I'm sorry for your bad evening... Rolled into this am...
Did you have a fight? Or was he just being an overall pain?
I see it now, but... My xH would start a fight, and then bolt for hours, overnight, and once even a week. (Later, after seeing infidelity evidencei understood his instigating a reason to leave.). Other times, he would just be a major PITA. For no reason. Afterwards, I often wondered if it was because he felt he had to be at home, and not off enjoying himself. Hindsight is 20/20.
I get it, though. During our limbo period, I had one graduate from high school and 6th grade. The token family pics are lovely.
How can I help?
Me-46, D-21, S15, S13
After many years w/my head in the sand... I FILED Divorced 6/2011
The average woman would rather have beauty than brains, because the average man can see better than he can think.
Good morning mindfull! No argument, just the odd distance and at times looking at a stranger. We've been keeping our promise to the kids to not argue in front of them. It is the odd tension that causes me to feel restless. Nothing anyone can do about that unfortunately.
It's like a dance, one that I don't know the steps to
It's funny... my xH and I are on decent terms now, and co-parent pretty well. As you know I just moved, and he did, as well (SAME WEEK! Poor kids!) Well, one of my boys realized that two couch sets would be better off exchanged, due to the way the homes are set up. xH and I agreed that we would exchange them. He was here on Monday, w/a few other helpers, in my new house, moving the couches.
I had a hard time reconciling this man before me. 15 years of marriage, and I don't even know him at all anymore.
It's sad that something, with that kind of root, can denigrate to where we are now. MANY MANY times this man looked like a stranger to me, while lying in our marital bed, too.
How does that happen?
I sure know now where are a lot of the mistakes were, and have tuned my "picker". And, I've done the work to enjoy myself so much more now.
But, UGH, what a set of memories you just stirred up!
Oh, and if you don't know the steps to the dance, do what I do... HEAD SPINS!
Me-46, D-21, S15, S13
After many years w/my head in the sand... I FILED Divorced 6/2011
The average woman would rather have beauty than brains, because the average man can see better than he can think.
Like clockwork, I swear!
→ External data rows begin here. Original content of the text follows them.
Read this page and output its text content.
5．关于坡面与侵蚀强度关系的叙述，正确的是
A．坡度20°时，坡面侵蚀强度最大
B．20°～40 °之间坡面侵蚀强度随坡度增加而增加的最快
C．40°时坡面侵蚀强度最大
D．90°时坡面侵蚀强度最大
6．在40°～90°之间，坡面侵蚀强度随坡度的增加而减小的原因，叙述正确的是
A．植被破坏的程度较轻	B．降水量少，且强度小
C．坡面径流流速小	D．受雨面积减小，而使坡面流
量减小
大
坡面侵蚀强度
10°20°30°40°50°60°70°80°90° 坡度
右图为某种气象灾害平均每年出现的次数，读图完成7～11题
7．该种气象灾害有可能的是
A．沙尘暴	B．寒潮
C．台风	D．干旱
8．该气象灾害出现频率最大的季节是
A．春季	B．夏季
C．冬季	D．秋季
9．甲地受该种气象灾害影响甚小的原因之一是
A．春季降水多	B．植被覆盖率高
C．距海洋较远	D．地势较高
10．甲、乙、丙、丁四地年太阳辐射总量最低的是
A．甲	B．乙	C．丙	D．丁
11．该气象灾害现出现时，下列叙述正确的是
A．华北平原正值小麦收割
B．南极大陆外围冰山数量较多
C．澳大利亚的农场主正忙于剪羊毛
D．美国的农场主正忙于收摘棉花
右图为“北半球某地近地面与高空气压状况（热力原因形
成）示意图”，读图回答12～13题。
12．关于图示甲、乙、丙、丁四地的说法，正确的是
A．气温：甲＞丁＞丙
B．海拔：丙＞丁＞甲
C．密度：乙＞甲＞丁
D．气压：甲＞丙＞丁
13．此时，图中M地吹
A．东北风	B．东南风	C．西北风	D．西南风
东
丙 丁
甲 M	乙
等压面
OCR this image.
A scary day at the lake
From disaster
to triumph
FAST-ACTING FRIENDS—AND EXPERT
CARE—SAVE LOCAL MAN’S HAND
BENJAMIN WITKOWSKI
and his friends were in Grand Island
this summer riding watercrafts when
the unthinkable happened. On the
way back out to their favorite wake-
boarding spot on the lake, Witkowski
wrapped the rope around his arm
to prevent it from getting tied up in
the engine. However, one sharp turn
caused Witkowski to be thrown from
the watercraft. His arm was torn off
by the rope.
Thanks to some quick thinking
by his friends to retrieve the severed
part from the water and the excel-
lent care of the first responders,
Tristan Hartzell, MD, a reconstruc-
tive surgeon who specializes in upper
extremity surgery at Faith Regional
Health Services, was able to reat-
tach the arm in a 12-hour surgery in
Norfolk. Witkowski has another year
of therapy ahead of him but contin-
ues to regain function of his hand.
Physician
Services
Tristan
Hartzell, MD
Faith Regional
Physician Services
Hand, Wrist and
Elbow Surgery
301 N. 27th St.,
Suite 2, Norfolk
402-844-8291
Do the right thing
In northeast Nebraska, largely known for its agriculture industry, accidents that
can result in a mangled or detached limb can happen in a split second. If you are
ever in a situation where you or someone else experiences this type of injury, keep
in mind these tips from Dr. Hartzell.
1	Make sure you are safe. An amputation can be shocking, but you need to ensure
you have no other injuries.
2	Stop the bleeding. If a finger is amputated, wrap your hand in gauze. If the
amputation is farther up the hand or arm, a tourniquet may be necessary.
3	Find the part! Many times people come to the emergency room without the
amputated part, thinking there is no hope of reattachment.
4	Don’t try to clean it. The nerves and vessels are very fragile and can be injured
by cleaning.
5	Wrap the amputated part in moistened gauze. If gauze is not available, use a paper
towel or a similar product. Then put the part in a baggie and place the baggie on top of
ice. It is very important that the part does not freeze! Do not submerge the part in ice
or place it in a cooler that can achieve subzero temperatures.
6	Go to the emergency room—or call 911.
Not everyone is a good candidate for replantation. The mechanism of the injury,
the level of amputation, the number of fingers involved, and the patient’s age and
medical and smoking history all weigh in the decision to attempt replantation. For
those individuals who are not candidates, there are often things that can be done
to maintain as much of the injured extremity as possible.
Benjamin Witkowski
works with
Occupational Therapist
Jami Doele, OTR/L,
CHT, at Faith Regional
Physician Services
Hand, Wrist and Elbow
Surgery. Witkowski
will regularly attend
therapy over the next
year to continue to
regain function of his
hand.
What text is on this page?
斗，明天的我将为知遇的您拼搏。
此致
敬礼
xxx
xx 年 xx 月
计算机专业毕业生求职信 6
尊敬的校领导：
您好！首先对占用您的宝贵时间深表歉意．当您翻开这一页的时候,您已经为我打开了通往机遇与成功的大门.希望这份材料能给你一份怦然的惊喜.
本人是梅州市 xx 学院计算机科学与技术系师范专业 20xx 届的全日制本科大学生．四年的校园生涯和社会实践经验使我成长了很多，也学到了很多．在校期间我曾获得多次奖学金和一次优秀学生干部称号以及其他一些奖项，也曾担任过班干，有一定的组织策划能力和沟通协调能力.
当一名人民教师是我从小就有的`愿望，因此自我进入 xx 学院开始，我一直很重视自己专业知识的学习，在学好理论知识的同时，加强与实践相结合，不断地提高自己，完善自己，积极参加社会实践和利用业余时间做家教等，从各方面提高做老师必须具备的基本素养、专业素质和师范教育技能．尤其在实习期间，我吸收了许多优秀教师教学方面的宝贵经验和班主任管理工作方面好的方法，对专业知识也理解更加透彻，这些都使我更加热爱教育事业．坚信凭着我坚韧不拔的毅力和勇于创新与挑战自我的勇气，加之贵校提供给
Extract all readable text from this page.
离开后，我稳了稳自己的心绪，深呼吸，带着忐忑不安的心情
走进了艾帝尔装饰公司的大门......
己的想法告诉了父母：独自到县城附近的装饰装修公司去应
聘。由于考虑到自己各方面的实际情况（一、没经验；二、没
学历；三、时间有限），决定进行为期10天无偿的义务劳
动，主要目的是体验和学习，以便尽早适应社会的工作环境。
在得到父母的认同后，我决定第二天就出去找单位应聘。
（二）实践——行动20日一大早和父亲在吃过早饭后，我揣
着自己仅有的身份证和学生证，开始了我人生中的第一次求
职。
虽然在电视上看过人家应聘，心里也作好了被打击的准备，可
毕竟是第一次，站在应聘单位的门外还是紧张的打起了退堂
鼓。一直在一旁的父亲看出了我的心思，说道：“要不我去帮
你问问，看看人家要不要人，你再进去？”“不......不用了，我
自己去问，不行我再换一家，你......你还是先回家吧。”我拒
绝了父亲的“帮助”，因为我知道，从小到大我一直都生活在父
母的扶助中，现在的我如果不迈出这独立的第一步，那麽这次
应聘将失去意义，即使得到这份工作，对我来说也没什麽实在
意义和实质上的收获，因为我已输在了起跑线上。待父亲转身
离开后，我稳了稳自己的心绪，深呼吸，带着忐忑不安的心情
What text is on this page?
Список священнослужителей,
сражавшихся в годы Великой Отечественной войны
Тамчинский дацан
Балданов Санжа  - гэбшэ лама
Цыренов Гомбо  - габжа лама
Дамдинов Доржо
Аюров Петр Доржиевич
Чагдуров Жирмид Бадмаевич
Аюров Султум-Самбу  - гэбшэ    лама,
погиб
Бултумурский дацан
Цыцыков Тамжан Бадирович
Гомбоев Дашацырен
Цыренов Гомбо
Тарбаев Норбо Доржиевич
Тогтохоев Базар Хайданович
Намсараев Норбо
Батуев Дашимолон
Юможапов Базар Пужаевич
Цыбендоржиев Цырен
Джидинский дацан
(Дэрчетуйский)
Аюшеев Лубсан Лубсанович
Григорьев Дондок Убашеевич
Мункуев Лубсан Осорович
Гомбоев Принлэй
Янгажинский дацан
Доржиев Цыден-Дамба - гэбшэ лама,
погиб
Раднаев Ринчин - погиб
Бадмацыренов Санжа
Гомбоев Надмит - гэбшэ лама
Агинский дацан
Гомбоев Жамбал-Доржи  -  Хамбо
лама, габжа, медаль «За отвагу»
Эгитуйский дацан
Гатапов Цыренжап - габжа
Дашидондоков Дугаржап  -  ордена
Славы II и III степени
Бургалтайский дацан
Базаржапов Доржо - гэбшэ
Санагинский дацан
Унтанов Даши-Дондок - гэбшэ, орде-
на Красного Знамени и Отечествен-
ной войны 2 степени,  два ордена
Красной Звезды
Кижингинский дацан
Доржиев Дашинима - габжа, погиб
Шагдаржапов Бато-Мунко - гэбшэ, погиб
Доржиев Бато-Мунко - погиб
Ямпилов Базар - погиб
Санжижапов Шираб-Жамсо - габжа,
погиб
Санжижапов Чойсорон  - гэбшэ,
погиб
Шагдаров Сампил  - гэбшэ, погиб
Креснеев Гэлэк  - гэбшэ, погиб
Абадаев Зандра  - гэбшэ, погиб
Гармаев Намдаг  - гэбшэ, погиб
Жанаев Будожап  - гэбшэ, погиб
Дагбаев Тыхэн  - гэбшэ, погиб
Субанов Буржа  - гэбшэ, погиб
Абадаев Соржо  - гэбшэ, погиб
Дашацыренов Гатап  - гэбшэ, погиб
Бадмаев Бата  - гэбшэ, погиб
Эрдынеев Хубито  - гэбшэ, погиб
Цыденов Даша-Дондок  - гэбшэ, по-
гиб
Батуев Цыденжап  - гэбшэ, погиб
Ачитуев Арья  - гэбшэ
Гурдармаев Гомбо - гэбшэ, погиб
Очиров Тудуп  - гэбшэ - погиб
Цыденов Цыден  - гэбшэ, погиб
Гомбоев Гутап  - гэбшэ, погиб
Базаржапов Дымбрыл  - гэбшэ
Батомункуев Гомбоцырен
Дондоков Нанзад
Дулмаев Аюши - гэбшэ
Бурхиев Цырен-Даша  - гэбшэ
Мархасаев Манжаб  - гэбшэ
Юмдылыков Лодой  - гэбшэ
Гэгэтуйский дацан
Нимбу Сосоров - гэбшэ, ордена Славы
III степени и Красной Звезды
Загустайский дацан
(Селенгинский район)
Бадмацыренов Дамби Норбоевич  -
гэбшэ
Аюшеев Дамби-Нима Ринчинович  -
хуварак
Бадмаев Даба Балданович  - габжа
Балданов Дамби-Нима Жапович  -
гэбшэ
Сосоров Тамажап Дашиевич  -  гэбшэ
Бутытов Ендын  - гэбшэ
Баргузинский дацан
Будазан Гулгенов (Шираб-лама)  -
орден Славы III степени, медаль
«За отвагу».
I have been working today and posting here a bit as well, and just got an email from H to say "how is your day going. haven't heard from you today"
It's like he is taking the temp. I am fighting the urge to respond by posting here and then I will get back to work.
Last night he called on his way to the gym, after work. I didn't get it because I was busy GAL. When he couldn't reach me he texted "you have phone issues". I am not trying to make him angry but I can't answer every call and text.
I guess this means that some of my 180's are working.
I am going out for a bit after work, and the kids both have plans as well. I will just leave a note so he doesn't worry about where the kids are.